Health Policy and Management, School of Public Health, Yale University, USA.
Choice Modelling Centre & Institute for Transport Studies, University of Leeds, United Kingdom.
J Health Econ. 2019 May;65:93-102. doi: 10.1016/j.jhealeco.2019.03.011. Epub 2019 Apr 2.
In health, stated preference data from discrete choice experiments (DCEs) are commonly used to estimate discrete choice models that are then used for forecasting behavioral change, often with the goal of informing policy decisions. Data from DCEs are potentially subject to hypothetical bias. In turn, forecasts may be biased, yielding substandard evidence for policymakers.
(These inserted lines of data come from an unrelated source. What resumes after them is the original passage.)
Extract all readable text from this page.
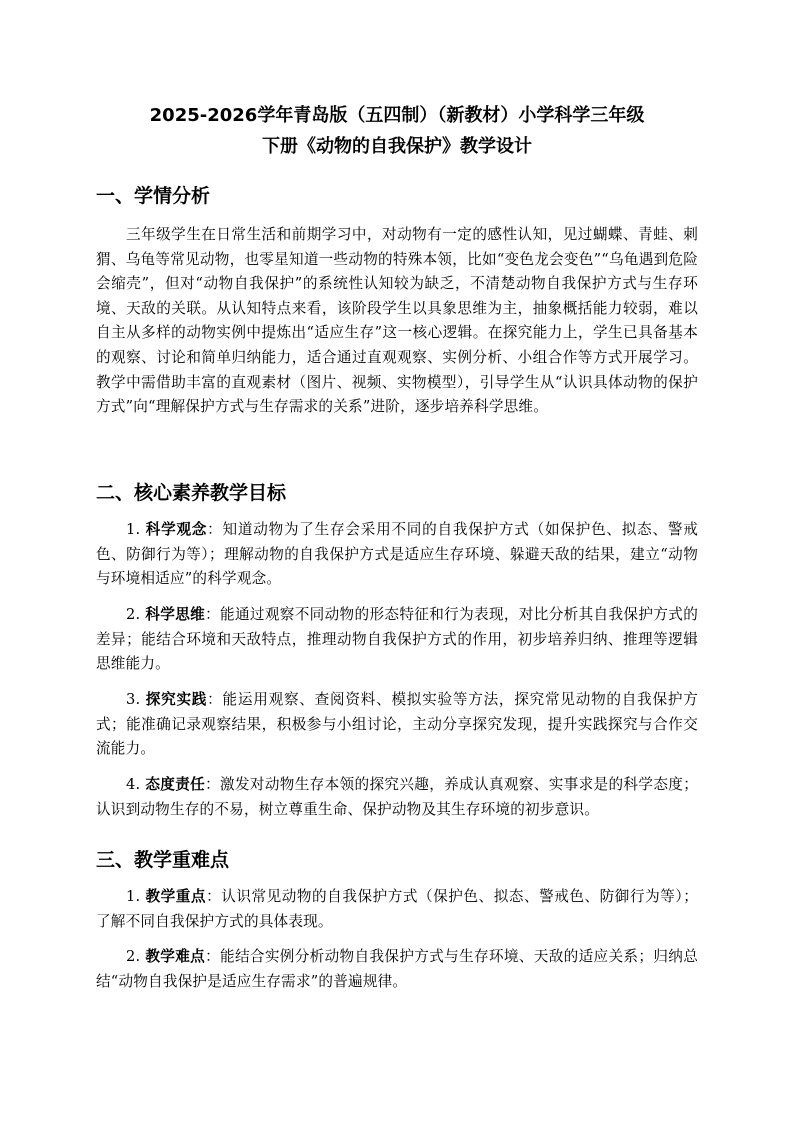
2025-2026学年青岛版（五四制）（新教材）小学科学三年级
下册《动物的自我保护》教学设计
一、学情分析

三年级学生在日常生活和前期学习中，对动物有一定的感性认知，见过蝴蝶、青蛙、刺猬、乌龟等常见动物，也零星知道一些动物的特殊本领，比如“变色龙会变色”“乌龟遇到危险会缩壳”，但对“动物自我保护”的系统性认知较为缺乏，不清楚动物自我保护方式与生存环境、天敌的关联。从认知特点来看，该阶段学生以具象思维为主，抽象概括能力较弱，难以自主从多样的动物实例中提炼出“适应生存”这一核心逻辑。在探究能力上，学生已具备基本的观察、讨论和简单归纳能力，适合通过直观观察、实例分析、小组合作等方式开展学习。教学中需借助丰富的直观素材（图片、视频、实物模型），引导学生从“认识具体动物的保护方式”向“理解保护方式与生存需求的关系”进阶，逐步培养科学思维。

二、核心素养教学目标

1. 科学观念：知道动物为了生存会采用不同的自我保护方式（如保护色、拟态、警戒色、防御行为等）；理解动物的自我保护方式是适应生存环境、躲避天敌的结果，建立“动物与环境相适应”的科学观念。

2. 科学思维：能通过观察不同动物的形态特征和行为表现，对比分析其自我保护方式的差异；能结合环境和天敌特点，推理动物自我保护方式的作用，初步培养归纳、推理等逻辑思维能力。

3. 探究实践：能运用观察、查阅资料、模拟实验等方法，探究常见动物的自我保护方式；能准确记录观察结果，积极参与小组讨论，主动分享探究发现，提升实践探究与合作交流能力。

4. 态度责任：激发对动物生存本领的探究兴趣，养成认真观察、实事求是的科学态度；认识到动物生存的不易，树立尊重生命、保护动物及其生存环境的初步意识。

三、教学重难点

1. 教学重点：认识常见动物的自我保护方式（保护色、拟态、警戒色、防御行为等）；了解不同自我保护方式的具体表现。

2. 教学难点：能结合实例分析动物自我保护方式与生存环境、天敌的适应关系；归纳总结“动物自我保护是适应生存需求”的普遍规律。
Bias can enter both through the elasticities as well as through the model constants. Simple correction approaches exist (using revealed preference data) but are seemingly not widely used in health economics. We use DCE data from an experiment on smokers in the US. Real-world data are used to calibrate the scale of utility (in two ways) and the alternative-specific constants (ASCs); several innovations for calibration are proposed. We find that embedding revealed preference data in the model makes a substantial difference to the forecasts; and that how models are calibrated also makes a substantial difference.
在健康领域,离散选择实验(DCE)的陈述偏好数据通常被用于估计离散选择模型,然后用于预测行为变化,其目的通常是为政策决策提供信息。DCE 数据可能存在假设偏差。反过来,预测可能存在偏差,从而为政策制定者提供低质量的证据。偏差可能同时通过弹性和模型常数进入。存在简单的校正方法(使用显示偏好数据),但在健康经济学中似乎没有得到广泛应用。我们使用了来自美国吸烟者实验的 DCE 数据。实际数据用于校准效用的标度(两种方式)和特定替代常数(ASCs);提出了几种校准创新方法。我们发现,将显示偏好数据嵌入模型中,对预测有很大影响;而且模型的校准方式也有很大影响。